Die Koalition wird den Weg sicher nicht mitgehen, das Bewertungssystem unserer Schulen grundsätzlich zu verändern und das Berichtszeugnis, ergänzt durch Noten, zum normalen Weg zu machen, wie es nach unserer Überzeugung pädagogisch sinnvoll wäre. Aber ich hoffe, dass die Koalition unser Angebot annimmt, unseren Antrag in den Bildungsausschuss zu überweisen.
Dort sollten wir eine kleine Anhörung mit den zuständigen Verbänden und Einrichtungen durchführen, um zu erfahren, wie sie diese neue Regelung bewerten. Ich gebe die Hoffnung nicht auf, dass es gelingen kann, im Interesse der Kinder und Jugendlichen mit Förderbedarf zu einer Regelung zu kommen, die niemanden ausgrenzt, denn genau das verlangt die UN-Behindertenrechtskonvention, hinter der wir alle stehen sollten.“
Ergänzend dazu Bernd Heinemann:
„Die Würde des Menschen findet auch in unserem gültigen Schulgesetz seine Entsprechung. Ich zitiere aus §4 :
„Der Auftrag der Schule wird bestimmt durch das Recht des jungen Menschen auf eine seiner Begabung, seinen Fähigkeiten und seiner Neigung entsprechende Förderung und Ausbildung […]“
Und weiter ist es Aufgabe der Schule, ich zitiere:
„ […] die kognitiven emotionalen, sozialen, kreativen und körperlichen Fähigkeiten unter Wahrung des Gleichberechtigungsgebotes zu entwickeln.“
Und dann geht es im Gesetz um Menschenrechte usw. Jede Schülerin und jeder Schüler hat ein Recht auf individuelle Förderung und das schließt eine passgenaue Rückmeldung zu ihrem Leistungsvermögen ein. Richtig Frau Ministerin, aber genau das gilt eben für alle Schülerinnen und Schüler. Gleichbehandlung!!! Sie haben sich für eine passgenaue Rückmeldung mit Noten als bestes Konzept entschieden. Auch Schülerinnen und Schüler mit Förderbedarf müssen individuell bewertet werden und brauchen passgenaue Bewertungen.

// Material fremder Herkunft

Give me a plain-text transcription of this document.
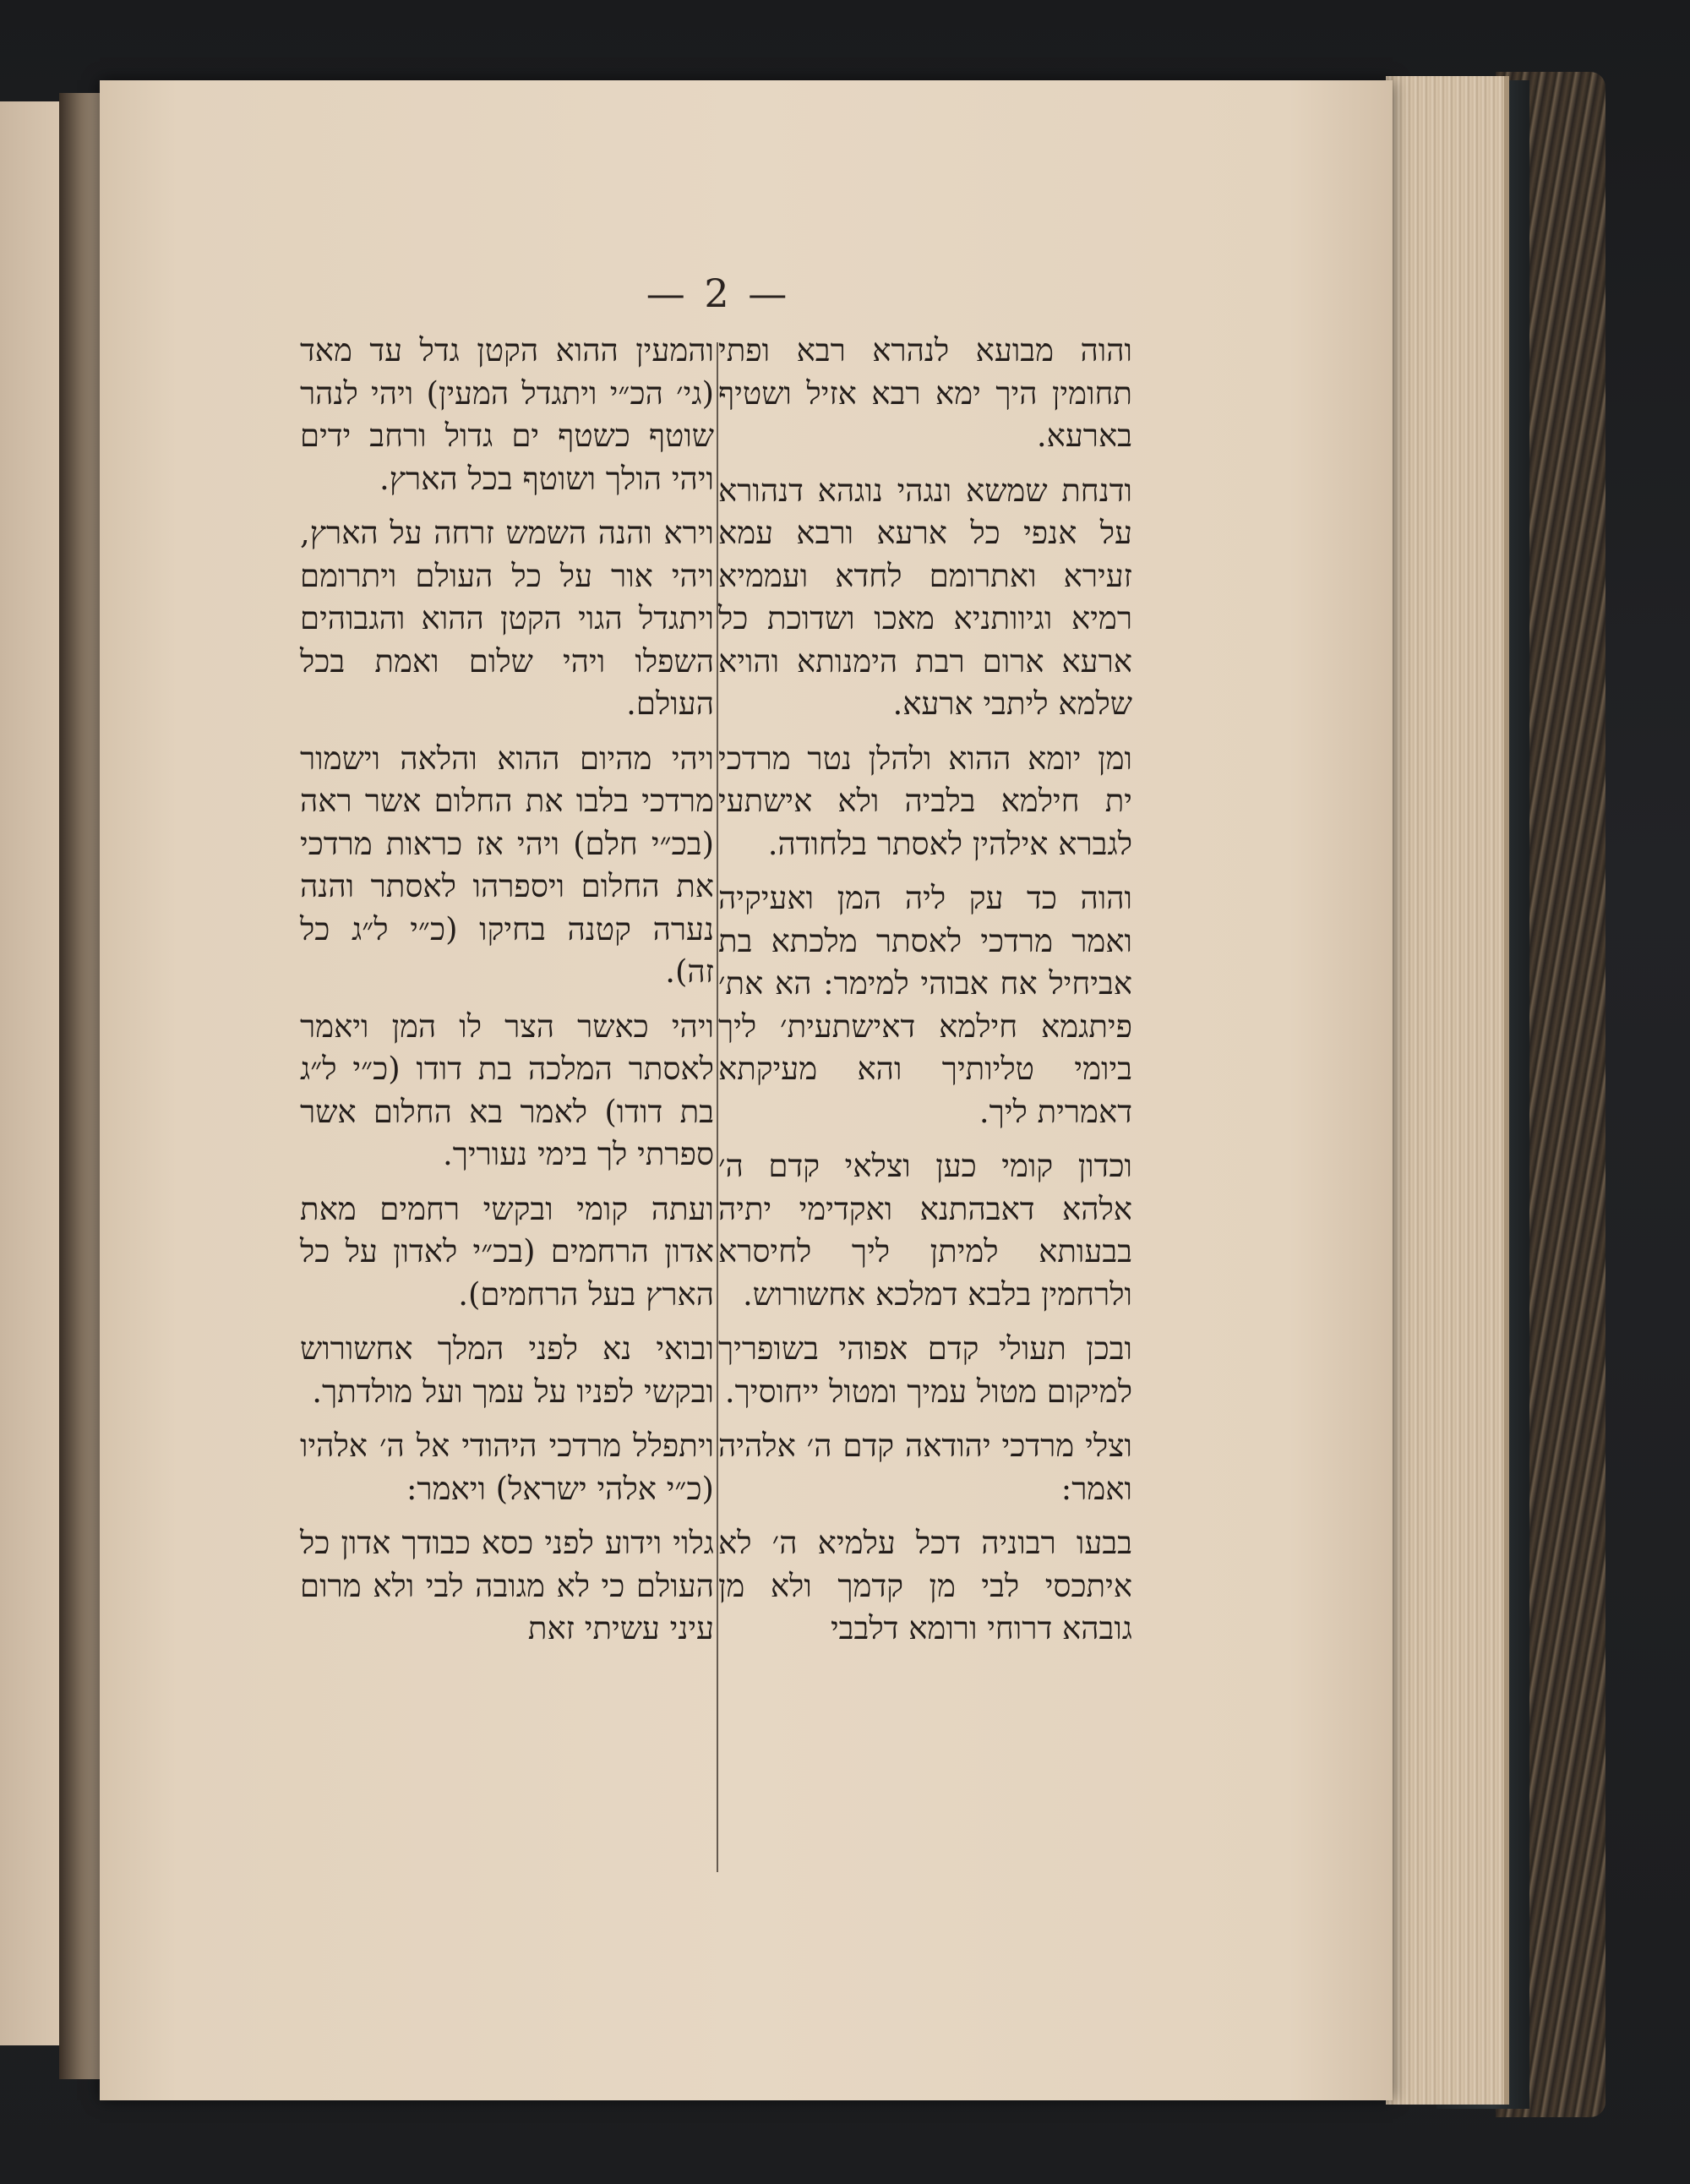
— 2 —

והמעין ההוא הקטן גדל עד מאד (גי׳ הכ״י ויתגדל המעין) ויהי לנהר שוטף כשטף ים גדול ורחב ידים ויהי הולך ושוטף בכל הארץ.

וירא והנה השמש זרחה על הארץ, ויהי אור על כל העולם ויתרומם ויתגדל הגוי הקטן ההוא והגבוהים השפלו ויהי שלום ואמת בכל העולם.

ויהי מהיום ההוא והלאה וישמור מרדכי בלבו את החלום אשר ראה (בכ״י חלם) ויהי אז כראות מרדכי את החלום ויספרהו לאסתר והנה נערה קטנה בחיקו (כ״י ל״ג כל זה).

ויהי כאשר הצר לו המן ויאמר לאסתר המלכה בת דודו (כ״י ל״ג בת דודו) לאמר בא החלום אשר ספרתי לך בימי נעוריך.

ועתה קומי ובקשי רחמים מאת אדון הרחמים (בכ״י לאדון על כל הארץ בעל הרחמים).

ובואי נא לפני המלך אחשורוש ובקשי לפניו על עמך ועל מולדתך.

ויתפלל מרדכי היהודי אל ה׳ אלהיו (כ״י אלהי ישראל) ויאמר:

גלוי וידוע לפני כסא כבודך אדון כל העולם כי לא מגובה לבי ולא מרום עיני עשיתי זאת

והוה מבועא לנהרא רבא ופתי תחומין היך ימא רבא אזיל ושטיף בארעא.

ודנחת שמשא ונגהי נוגהא דנהורא על אנפי כל ארעא ורבא עמא זעירא ואתרומם לחדא ועממיא רמיא וגיוותניא מאכו ושדוכת כל ארעא ארום רבת הימנותא והויא שלמא ליתבי ארעא.

ומן יומא ההוא ולהלן נטר מרדכי ית חילמא בלביה ולא אישתעי לגברא אילהין לאסתר בלחודה.

והוה כד עק ליה המן ואעיקיה ואמר מרדכי לאסתר מלכתא בת אביחיל אח אבוהי למימר: הא את׳ פיתגמא חילמא דאישתעית׳ ליך ביומי טליותיך והא מעיקתא דאמרית ליך.

וכדון קומי כען וצלאי קדם ה׳ אלהא דאבהתנא ואקדימי יתיה בבעותא למיתן ליך לחיסרא ולרחמין בלבא דמלכא אחשורוש.

ובכן תעולי קדם אפוהי בשופריך למיקום מטול עמיך ומטול ייחוסיך.

וצלי מרדכי יהודאה קדם ה׳ אלהיה ואמר:

בבעו רבוניה דכל עלמיא ה׳ לא איתכסי לבי מן קדמך ולא מן גובהא דרוחי ורומא דלבבי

„Sie grenzen aus, sie sorgen für eine Zwangsexklusion.“
Seit langem gibt es in mündlicher und schriftlicher Form eine besondere Form der qualifizierten Rückmeldung. Das Instrument dafür heißt: „Förderplan“. Der genau ist eine ausgiebige Beschreibung der Leistungen und Fördermöglichkeiten bis ins Kleinste. Leistungsvermögen und Entwicklungsziele werden hier systematisch bearbeitet. Exklusion von Schülerinnen und Schülern ist nicht nur überflüssig, sondern diskriminierend. Stellen Sie sich vor Hanna ist 15 und besucht die 8. Klasse mit anerkanntem Förderbedarf Lernen. Hanna fühlt sich wohl in Ihrer Klasse zusammen mit Freunden. Ihre Sonderförderung und die einfacheren Aufgaben in Deutsch und Mathe sind ihr ohnehin unangenehm aber sie will dazu gehören. Jetzt darf sie im Gegensatz zu den anderen Kindern der Klasse keine Noten mehr bekommen, weder in Klassenarbeiten noch im Zeugnis, statt dessen bekommt Sie als exklusives Alleinstellungsmerkmal einen Bericht und kann damit ihr befriedigend für einen weiteren Bildungsweg nicht nachweisen.
Was löst dieser amtliche Stempel bei Hanna aus frage ich Sie, Frau Ministerin. Hanna möchte dazu gehören, wie die Anderen sein. So geht es den Kindern, die mit einem oft seitenlangen Gutachten abgestempelt sind. Wer liest das alles noch, wenn alle anderen die Abkürzung über Noten nehmen müssen. Jedes Kind hat den gleichen Anspruch, steht im Schulgesetz, sie können es nachlesen, aber Sie spalten die Kinder in zwei Gruppen. Hören Sie damit auf Menschen mit Behinderungen zu benachteiligen. Geben Sie den Kindern ihre Würde zurück oder lassen Sie notfalls die Schulkonferenz entscheiden.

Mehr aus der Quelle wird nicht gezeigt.